Lookout Masuku remembered

Local
Zipra War Veterans Association spokesperson, Buster Magwizi, said Masuku was a political prisoner.

ZIMBABWE People’s Revolutionary Army (Zipra) ex-combatants yesterday held a memorial service in remembrance of their commander Lookout Masuku who died in 1986 shortly after his release from prison.

Masuku died on April 5, 1986, following his wrongful arrest and conviction by late former Prime Minister Robert Mugabe.

He had been detained for four years together with 86 other Zipra officials although the courts had cleared them of charges of planning a coup détat against Mugabe’s administration.

Mugabe accused the then late Joshua Nkomo’s PF Zapu of plotting to unseat his Zanu PF government and launched a witch-hunt named Gukurahundi which claimed over 20 000 civilian lives in Matabeleland and Midlands provinces.

Zipra War Veterans Association spokesperson, Buster Magwizi, said Masuku was a political prisoner.
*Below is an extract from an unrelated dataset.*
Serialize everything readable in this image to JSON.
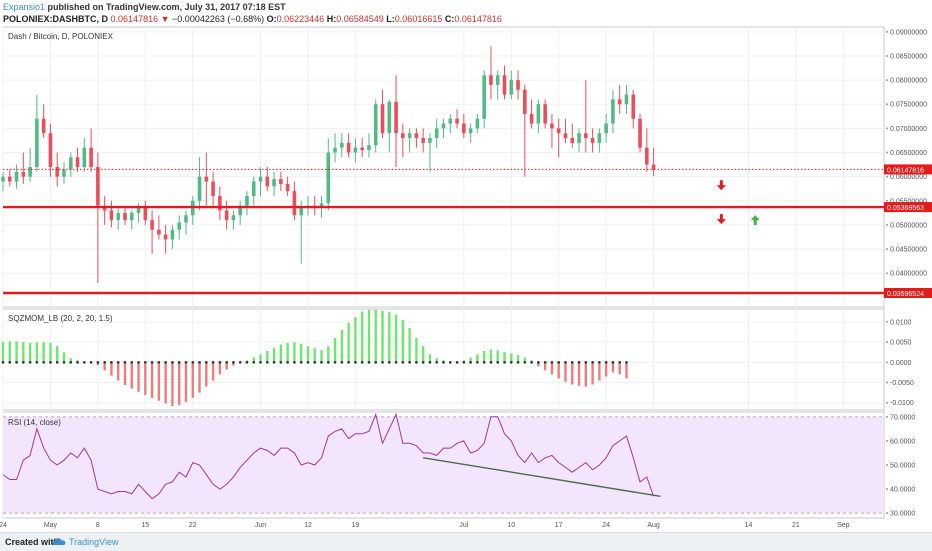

“Little things can be forgotten but not the betrayal that Masuku suffered under the Zanu PF government,” Magwizi said.

“Masuku died as a political prisoner because those who had taken over power through some means feared that they could not rule when Masuku and the late former intelligence supremo Dumiso Dabengwa were free.

“We have learnt that a country can be independent but with no freedom.”

In 1982, Masuku together with Dabengwa and others were arrested for allegedly planning a coup détat against Mugabe.

In 1983, the Supreme Court found Masuku and Dabengwa not guilty of the charges.

However, the police refused to release the duo and invoked emergency regulations, holding them for four years.

On March 11, 1986, the government released Masuku and Vote Muza, a Zapu  official, due to poor health.

Masuku was buried at Lady Stanley Cemetery on April 12, 1986.

In a speech on Masuku’s funeral, Nkomo said: “After all his sacrifices, Lookout died a pauper in our own hands, we cannot blame colonialism and imperialism for this tragedy. . . he is not being buried at the Heroes’ Acre. But they can’t take away his status as a hero. You don’t give a man the status of a hero. All you can do is recognise it. It is his.

“Yes, he can be forgotten temporarily by the State. But the young people who do research will one day unveil what Lookout did.”

On November 18, 2017, President Emmerson Mnangagwa renamed Llewellin Barracks, situated on the outskirts of Bulawayo, after Masuku.